Молча, одними глазами я просил у нее подтверждения того, что правильно
понял ее слова.
- Так же как и твой отец, я стремилась удержать тебя возле себя, - вновь
заговорила она. - Но причиной тому была не гордость, а эгоизм. А теперь
настало время загладить вину. Я хочу увидеть, как ты уезжаешь. И мне
совершенно все равно, что ты станешь делать, когда доберешься до Парижа,
будешь ли петь под аккомпанемент скрипки Никола или крутить сальто на
подмостках балагана на Сен-Жерменской ярмарке. Только уезжай и старайся как
можно лучше делать то, что уготовит тебе судьба.
Я попытался обнять ее. В первый момент она напряглась, но тут же обмякла
и прижалась ко мне всем телом, дав волю такой силы эмоциям, что мне
показалось, будто я наконец понял, почему она всегда стремилась держать себя
в руках. Никогда прежде мне не приходилось видеть ее плачущей. И невзирая на
боль, которую я в тот момент испытывал, этот миг был едва ли не лучшим в
моей жизни. Я стыдился этого чувства, но ни за что не хотел отпускать ее.
Крепко прижав к себе, я целовал мать, восполняя то, чего был лишен всю свою
жизнь, ибо раньше она не позволяла мне ее целовать. В те минуты мы казались
двумя половинками одного целого.
Неожиданно она успокоилась и пришла в себя. Медленно, но решительно она
высвободилась из моих объятий и оттолкнула меня.

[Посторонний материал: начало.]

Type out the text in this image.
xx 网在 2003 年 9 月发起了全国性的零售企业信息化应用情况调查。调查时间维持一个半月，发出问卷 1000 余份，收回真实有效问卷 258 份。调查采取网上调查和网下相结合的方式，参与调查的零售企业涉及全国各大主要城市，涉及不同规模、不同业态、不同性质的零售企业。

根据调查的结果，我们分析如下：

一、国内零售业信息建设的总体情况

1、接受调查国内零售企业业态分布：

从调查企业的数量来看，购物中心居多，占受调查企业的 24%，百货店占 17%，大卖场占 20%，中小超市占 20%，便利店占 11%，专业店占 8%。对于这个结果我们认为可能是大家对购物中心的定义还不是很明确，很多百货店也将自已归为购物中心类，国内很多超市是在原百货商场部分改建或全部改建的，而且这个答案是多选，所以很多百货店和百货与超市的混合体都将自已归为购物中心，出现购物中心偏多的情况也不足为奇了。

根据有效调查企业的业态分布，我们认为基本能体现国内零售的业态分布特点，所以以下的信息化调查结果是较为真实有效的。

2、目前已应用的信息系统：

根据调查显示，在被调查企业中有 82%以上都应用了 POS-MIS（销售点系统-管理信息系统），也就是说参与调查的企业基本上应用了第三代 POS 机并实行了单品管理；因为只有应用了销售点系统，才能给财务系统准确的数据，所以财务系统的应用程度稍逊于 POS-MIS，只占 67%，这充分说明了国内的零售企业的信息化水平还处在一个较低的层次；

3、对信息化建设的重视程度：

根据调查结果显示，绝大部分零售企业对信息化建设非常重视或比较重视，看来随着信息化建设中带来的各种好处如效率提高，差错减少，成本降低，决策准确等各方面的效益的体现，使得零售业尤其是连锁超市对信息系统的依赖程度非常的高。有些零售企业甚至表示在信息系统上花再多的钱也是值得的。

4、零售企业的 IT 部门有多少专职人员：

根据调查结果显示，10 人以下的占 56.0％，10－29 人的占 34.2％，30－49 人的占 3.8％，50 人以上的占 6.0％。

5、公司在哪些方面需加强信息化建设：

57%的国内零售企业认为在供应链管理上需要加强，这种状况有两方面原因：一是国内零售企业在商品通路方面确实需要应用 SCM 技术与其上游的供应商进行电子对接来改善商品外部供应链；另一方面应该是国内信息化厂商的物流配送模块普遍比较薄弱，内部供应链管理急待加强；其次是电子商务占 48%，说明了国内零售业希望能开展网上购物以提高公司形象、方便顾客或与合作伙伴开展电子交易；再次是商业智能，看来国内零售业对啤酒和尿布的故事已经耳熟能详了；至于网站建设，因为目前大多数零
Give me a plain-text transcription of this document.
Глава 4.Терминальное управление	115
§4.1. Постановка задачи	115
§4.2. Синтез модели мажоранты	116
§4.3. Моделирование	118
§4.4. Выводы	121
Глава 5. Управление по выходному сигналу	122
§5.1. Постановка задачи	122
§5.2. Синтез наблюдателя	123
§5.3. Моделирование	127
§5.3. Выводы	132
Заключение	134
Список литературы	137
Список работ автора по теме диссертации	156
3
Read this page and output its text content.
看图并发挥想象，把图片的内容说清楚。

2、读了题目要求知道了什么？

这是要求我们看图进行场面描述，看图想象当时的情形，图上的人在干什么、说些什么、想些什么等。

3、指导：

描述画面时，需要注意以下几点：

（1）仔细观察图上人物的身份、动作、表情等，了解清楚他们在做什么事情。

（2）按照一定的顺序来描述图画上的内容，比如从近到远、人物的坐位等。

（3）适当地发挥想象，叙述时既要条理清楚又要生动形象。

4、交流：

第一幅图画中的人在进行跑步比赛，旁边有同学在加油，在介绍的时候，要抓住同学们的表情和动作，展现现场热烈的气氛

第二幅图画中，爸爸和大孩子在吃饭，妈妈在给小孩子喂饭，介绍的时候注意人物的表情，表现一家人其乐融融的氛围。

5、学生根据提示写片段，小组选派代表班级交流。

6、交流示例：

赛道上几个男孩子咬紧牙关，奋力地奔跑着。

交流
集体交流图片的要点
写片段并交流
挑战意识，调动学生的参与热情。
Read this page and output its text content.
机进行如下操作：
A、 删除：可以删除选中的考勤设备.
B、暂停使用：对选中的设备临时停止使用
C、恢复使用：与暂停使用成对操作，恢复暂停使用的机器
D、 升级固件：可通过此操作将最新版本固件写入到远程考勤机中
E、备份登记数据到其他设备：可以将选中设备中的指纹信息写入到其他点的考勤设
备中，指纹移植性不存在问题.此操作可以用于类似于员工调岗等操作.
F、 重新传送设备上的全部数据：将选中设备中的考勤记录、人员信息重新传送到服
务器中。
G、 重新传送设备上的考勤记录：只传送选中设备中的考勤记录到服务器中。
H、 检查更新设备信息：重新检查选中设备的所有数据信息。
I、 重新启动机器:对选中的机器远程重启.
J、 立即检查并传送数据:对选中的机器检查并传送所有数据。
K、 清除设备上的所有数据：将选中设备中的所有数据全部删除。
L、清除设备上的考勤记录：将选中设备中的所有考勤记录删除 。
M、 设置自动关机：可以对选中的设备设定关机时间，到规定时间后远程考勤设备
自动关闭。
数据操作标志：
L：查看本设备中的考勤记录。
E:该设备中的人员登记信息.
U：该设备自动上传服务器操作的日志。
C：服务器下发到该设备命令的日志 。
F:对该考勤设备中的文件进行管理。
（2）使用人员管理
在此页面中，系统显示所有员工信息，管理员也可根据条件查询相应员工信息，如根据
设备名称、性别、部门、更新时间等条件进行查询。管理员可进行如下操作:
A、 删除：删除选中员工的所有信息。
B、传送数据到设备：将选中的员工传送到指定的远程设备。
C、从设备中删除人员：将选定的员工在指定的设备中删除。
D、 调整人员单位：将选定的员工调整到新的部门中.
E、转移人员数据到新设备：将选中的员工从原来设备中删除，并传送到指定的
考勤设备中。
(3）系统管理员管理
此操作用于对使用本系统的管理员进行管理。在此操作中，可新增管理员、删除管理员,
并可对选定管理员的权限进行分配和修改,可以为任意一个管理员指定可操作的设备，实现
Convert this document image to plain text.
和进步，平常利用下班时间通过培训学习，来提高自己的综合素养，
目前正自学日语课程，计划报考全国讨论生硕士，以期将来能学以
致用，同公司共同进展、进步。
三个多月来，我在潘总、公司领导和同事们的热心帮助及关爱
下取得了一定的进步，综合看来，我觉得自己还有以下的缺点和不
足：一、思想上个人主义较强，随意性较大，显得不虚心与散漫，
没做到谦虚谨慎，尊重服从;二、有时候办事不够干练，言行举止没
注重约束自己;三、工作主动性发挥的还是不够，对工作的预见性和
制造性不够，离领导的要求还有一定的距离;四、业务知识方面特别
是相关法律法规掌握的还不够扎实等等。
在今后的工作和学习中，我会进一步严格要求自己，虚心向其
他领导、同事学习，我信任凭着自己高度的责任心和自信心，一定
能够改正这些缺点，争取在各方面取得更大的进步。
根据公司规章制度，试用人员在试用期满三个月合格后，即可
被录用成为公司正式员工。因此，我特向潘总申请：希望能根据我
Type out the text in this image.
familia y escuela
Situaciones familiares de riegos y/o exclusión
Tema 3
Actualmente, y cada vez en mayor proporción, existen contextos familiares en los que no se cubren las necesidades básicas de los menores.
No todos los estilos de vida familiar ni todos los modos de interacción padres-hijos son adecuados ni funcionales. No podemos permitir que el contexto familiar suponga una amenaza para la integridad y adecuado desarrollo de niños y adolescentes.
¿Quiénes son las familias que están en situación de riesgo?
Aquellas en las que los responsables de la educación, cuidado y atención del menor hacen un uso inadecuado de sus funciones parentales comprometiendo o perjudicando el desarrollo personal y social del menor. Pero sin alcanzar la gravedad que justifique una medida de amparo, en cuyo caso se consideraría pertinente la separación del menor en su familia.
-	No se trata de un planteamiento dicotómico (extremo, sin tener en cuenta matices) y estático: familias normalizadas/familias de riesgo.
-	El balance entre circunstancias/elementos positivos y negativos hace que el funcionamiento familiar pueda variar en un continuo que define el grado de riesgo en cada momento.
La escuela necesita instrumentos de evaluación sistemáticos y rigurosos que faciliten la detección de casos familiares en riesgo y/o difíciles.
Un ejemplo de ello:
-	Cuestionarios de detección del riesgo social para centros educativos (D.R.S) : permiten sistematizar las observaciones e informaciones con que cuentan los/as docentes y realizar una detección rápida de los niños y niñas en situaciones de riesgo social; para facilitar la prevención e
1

Мы разговаривали еще очень долго. Она говорила о вещах, не всегда мне
понятных, - о том наслаждении, которое она испытывала, видя, как я
отправляюсь на охоту или сержусь на все и вся, забрасывая отца и братьев
вопросами относительно того, почему мы должны жить именно так, а не иначе. С
оттенком некоего суеверного страха она утверждала, что я составляю тайную
часть ее самой и служу для нее неким органом, которого женщины лишены в
реальной жизни.
- Ты - это мужчина во мне, - говорила она, - и именно поэтому я старалась
удержать тебя возле себя и боялась без тебя остаться. И именно поэтому,
возможно, я отпускаю тебя сейчас. Я просто делаю то, что уже однажды
сделала.
Ее слова потрясли меня. Мне и в голову не могло прийти, что женщина может
чувствовать или говорить что-либо подобное.
- Отцу Никола известно о ваших планах, - сказала она, - хозяин кабачка
подслушивал ваши разговоры. А потому вы должны уехать как можно скорее. На
рассвете садитесь в дилижанс. Как только доберетесь до Парижа, ты немедленно
мне напишешь. На кладбище Невинных мучеников возле Сен-Жерменской ярмарки
есть люди, зарабатывающие на хлеб написанием писем. Найди там человека,
знающего итальянский, и тогда твое письмо не сможет прочесть никто, кроме
меня.
Она вышла из комнаты, а я еще долго сидел, глядя перед собой невидящим
взглядом, не в силах поверить, что все это происходит на самом деле. Потом
осмотрелся вокруг: кровать с соломенным матрацем, две мои куртки и красный
плащ, единственная пара кожаных сапог возле камина... Сквозь узкую щель окна
я видел темные силуэты гор, знакомых мне с самого детства. В этот чудесный
миг я вдруг избавился от ощущения мрака и темноты.
Вскоре я уже мчался вниз по лестнице и дальше, по склону горы к деревне,
чтобы найти Никола и сообщить ему о нашем отъезде в Париж. Мы непременно
сделаем это, и на этот раз никто не сможет остановить нас.
Вместе со своей семьей он был возле костра. Увидев меня, он бросился мне
на шею, а я, обхватив его за плечи, потащил прочь от пламени и собравшейся
вокруг него толпы на самый край луга.
Как это бывает только весной, воздух буквально пропитался запахом свежей
зелени. Даже пение крестьян не казалось мне в эти минуты столь ужасным. Я
бросился в пляс по кругу.
- Возьми свою скрипку, - говорил я Никола, - и сыграй о том, что мы едем
в Париж! Мы уезжаем утром! Мы уже в пути!
- А на что мы будем жить в Париже? - пропел он в ответ, делая вид, что
играет на невидимой скрипке. - Ты что, собираешься охотиться на крыс и есть
их на ужин?
- Пусть тебя не волнует, что будет, когда мы наконец окажемся там.
Главное, мы будем жить в Париже!
Глава 7
Меньше чем через две недели в полдень я стоял в толпе посреди огромного
кладбища Невинных мучеников с его старинными сводами и зловонными открытыми
могилами. Это была самая фантастическая рыночная площадь, какую мне только
пришлось видеть в своей жизни. Я стоял среди всего этого шума и вони и
диктовал человеку, умеющему писать по-итальянски, первое письмо к матери.